A Kaplan–Meier survival curve for dogs that were discharged. This was calculated from the discharge date to the date of death (n = 26). The solid line represents the estimated survival probability, with dashed lines indicating the 95% confidence intervals. Short, dashed marks on the horizontal segments represent censored observations.
For the six dogs where a date of death was known, the cause of death was suggested to be related to AV and PH for two out of six dogs (33.3%) as stated in the clinical records. The cause was not known, but suspected to be related to PH and AV, in three dogs (50%) and one (16.7%) dog was euthanased at 2327 days due to “behavioural reasons” which may or may not have been related to ongoing AV infestation. Four of the six patients died naturally, and two were euthanased.

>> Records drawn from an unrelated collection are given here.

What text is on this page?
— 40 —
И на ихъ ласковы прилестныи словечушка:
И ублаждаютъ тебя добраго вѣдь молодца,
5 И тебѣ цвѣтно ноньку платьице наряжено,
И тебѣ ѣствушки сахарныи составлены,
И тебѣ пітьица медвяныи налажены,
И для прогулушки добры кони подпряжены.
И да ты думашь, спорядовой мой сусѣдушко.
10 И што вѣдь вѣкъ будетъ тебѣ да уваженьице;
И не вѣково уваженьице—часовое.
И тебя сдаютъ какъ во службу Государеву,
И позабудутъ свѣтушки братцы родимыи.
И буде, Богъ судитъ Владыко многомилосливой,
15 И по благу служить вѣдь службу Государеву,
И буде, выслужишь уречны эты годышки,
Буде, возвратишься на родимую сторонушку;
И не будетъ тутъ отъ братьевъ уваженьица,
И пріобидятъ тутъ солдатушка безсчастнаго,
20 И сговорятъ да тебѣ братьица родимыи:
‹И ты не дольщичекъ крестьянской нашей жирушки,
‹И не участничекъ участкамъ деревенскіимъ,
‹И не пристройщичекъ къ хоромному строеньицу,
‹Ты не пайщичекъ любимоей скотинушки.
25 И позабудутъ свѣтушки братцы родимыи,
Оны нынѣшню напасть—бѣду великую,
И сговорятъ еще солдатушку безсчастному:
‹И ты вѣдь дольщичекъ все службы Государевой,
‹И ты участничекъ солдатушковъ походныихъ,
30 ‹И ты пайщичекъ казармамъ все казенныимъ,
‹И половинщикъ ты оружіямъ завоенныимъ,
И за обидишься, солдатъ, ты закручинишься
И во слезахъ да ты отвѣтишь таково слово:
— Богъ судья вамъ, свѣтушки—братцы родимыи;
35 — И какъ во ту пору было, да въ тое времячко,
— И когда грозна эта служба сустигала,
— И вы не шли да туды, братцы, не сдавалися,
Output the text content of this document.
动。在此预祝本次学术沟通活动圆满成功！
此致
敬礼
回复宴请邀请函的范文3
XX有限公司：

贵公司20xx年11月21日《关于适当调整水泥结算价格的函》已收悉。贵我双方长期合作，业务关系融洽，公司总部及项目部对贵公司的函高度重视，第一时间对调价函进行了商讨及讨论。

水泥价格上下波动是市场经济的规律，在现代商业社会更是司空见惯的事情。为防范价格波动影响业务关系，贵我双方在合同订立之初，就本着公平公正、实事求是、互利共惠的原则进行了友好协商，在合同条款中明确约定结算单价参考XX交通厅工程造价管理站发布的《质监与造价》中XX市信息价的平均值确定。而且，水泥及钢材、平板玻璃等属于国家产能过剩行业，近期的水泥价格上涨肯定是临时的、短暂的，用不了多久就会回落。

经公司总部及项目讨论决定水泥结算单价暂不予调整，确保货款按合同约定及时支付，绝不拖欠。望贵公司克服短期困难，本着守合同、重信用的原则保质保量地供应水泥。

A log rank test was used to assess the association of several factors with those who survived to discharge. As shown in Table 6 and Fig 5, those that were over the median age were associated with poorer survival (P = 0.03). Being treated with sildenafil was associated with a longer survival time (P = 0.02), though the number not treated with sildenafil was small (n = 4) (Fig 6). No association with the dose of sildenafil was detected (P = 0.50).
A Kaplan–Meier survival curve for dogs that were discharged, comparing the effect of being under the median age of 43 months versus equal to or over the median age. The solid lines represent the estimated survival probabilities, with dashed lines indicating the 95% confidence intervals. Short, dashed marks on the horizontal segments represent censored observations.
A Kaplan–Meier survival curve for dogs that were discharged, comparing the effect of being treated with Sildenafil or not. The solid lines represent the estimated survival probabilities, with dashed lines indicating the 95% confidence intervals. Short, dashed marks on the horizontal segments represent censored observations.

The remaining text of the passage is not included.